Home » Questions » Computers [ Ask a new question ]

Is there a way to get the complete zone file for a domain without contacting its host?

Is there a way to get the complete zone file for a domain without contacting its host?

"I know that it's probably (no longer) possible because of abuse, but I want to check nonetheless.
Is there a way for me to obtain the company zone file for a domain myself, without having to contact the people who host the DNS for that domain?"

Asked by: Guest | Views: 36
Total answers/comments: 4
Guest [Entry]

"You can try to initiate a zone transfer.

You are right though, no sanely configured DNS server should still allow this nowadays. Not just because as a zone admin you don't want to expose your internals but also because AXFR responses are way bigger than the queries, so they prove to be an excellent way for DoS reflection attacks as a <100 bytes spoofable UDP package can make a server send multiple KB of response to any machine on the internet.

If you still want to try:

In the nslookup utility, you can use ls [name of domain] to get the zone information.

And if you prefer dig, then you can use

dig @dns.example.com example.com -t AXFR

Though as I said, it probably won't work for you."
Guest [Entry]

"Since your usual DNS queries are non-wildcard, your only options are:

ask politely for the whole list (aka zone transfer or call the admins - i.e. that what you wanted to avoid)
settle for an incomplete list

Hacking the server and just getting the config file usually is not an option, neither is eavesdropping on the zone transfers to the secondary/backup servers. Apart from those, there is no instance knowing all possible subdomains.

Options for getting incomplete lists:

send random queries (aka bruteforce, though you won't get very far - but perhaps some dictionary-style guessing might help you nonetheless)
ask google, using the ""site:example.com"" filter
use your own crawler to follow links, hoping that all subdomains you might be interested in are linked somehow. You'll probably miss smtp.example.com, though.

Also keep in mind some zone files do have wildcards themselves, so *.example.com might give you the address(es) of a web dispatcher configured to handle web1.example.com, sales.example.com, etc. differently. This works with all protocols which use the hostname not only in the IP-level but also in the application data stream. (e.g. name based virtual hosting for http)"
Guest [Entry]

"The Internet Corporation for Assigned Names and Numbers (ICANN) created a handy service called the Centralized Zone Data Service (CZDS) which supports retrieval of complete zonefiles for selected domains.

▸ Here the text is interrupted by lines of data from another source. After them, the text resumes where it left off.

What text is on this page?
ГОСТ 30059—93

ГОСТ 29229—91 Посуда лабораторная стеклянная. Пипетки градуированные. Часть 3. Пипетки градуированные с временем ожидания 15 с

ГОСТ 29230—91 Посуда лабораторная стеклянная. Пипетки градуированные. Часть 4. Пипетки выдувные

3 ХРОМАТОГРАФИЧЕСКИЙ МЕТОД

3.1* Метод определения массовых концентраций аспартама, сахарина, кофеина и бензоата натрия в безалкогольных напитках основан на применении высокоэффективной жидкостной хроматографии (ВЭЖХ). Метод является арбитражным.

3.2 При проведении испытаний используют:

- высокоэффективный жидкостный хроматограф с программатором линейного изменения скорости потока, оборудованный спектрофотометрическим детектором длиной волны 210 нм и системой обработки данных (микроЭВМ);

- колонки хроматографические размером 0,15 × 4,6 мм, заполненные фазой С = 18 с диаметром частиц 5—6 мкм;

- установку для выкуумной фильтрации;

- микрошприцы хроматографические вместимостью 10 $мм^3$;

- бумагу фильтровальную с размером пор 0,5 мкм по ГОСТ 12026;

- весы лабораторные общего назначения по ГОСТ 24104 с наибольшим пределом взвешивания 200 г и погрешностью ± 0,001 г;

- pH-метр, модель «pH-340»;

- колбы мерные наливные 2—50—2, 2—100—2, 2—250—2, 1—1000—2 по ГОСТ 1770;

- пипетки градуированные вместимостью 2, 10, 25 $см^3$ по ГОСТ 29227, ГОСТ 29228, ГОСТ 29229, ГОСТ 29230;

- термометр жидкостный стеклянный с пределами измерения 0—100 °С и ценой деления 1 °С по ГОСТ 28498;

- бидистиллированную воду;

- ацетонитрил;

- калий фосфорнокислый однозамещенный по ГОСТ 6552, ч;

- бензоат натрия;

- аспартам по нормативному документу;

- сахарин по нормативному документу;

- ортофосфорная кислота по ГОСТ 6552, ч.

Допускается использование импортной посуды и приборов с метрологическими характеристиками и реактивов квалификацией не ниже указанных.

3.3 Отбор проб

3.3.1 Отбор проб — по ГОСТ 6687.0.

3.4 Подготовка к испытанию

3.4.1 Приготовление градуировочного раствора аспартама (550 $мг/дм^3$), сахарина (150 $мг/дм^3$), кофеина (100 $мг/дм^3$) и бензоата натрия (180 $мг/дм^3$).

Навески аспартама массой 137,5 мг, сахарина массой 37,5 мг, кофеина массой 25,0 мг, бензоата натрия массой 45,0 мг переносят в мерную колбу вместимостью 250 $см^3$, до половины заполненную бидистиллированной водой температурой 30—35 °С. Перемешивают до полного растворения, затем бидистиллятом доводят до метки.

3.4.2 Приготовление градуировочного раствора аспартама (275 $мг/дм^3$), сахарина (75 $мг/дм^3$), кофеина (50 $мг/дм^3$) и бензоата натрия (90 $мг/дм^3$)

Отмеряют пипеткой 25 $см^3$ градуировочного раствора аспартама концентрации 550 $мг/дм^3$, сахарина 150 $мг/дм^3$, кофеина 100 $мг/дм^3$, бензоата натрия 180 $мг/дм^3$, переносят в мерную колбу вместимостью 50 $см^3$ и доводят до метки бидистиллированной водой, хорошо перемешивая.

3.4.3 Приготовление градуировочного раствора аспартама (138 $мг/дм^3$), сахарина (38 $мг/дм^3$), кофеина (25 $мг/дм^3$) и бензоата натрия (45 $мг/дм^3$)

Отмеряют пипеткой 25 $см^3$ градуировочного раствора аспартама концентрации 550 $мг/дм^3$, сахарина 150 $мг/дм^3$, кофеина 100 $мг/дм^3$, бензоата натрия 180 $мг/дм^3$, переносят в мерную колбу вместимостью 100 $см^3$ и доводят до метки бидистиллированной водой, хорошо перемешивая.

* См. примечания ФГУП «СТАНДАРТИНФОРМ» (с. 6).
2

The Centralized Zone Data Service (CZDS) is an online portal where any interested party can request access to the Zone Files provided by participating generic Top-Level Domains (gTLDs).
Zone file access provides anticrime organizations, businesses, cybersecurity professionals, law enforcement, and researchers with a means to download the entire zone file ""in bulk."" These organizations apply the bulk zone data to combat phishing, spam, brand and trademark infringements, and other malicious uses of domains."
Guest [Entry]

"Mail exchangers, SPF, and others

Although it seems obvious, I find the hardest part about moving a domain is usually something related to the email setup. To this end, maybe it would help to know about the ANY, TXT, MX and SOA options in dig, as I didn't see this mentioned as yet by anyone. While I wouldn't recommend anything other than getting the zone-file straight from the horses mouth, if you are in desperado mode and feel the need for speed you might wanna try mx, soa, txt, and any options, but you will miss all sub-domains in my case it is not obvious to discover the sub-domain lists.triptonites.com which requires mail service.

Notice how the following all give slightly different info that is not obvious

dig any triptonites.com # mite not work
dig mx triptonites.com # for email to work
dig soa triptonites.com # for email abuse / admin
dig txt triptonites.com # for SPF authentication / anti-spam
dig any lists.triptonites.com # shows RFC8482 warning sometimes / always
dig mx lists.triptonites.com # etc as above it shows you'd likely miss records trying to hack this info out
dig soa lists.triptonites.com
dig txt lists.triptonites.com

These all give useful info that could get missed from a casual hack using nslookup and dig etc.

Also, I did it too many times and the server gave an abuse response:

lists.triptonites.com. 3789 IN HINFO ""RFC8482"" """"

This is another sign this approach is a bit wrong/risky, it's not the correct reply, it's a message about minimal replies and that I should try these using mx, txt and soa instead of any."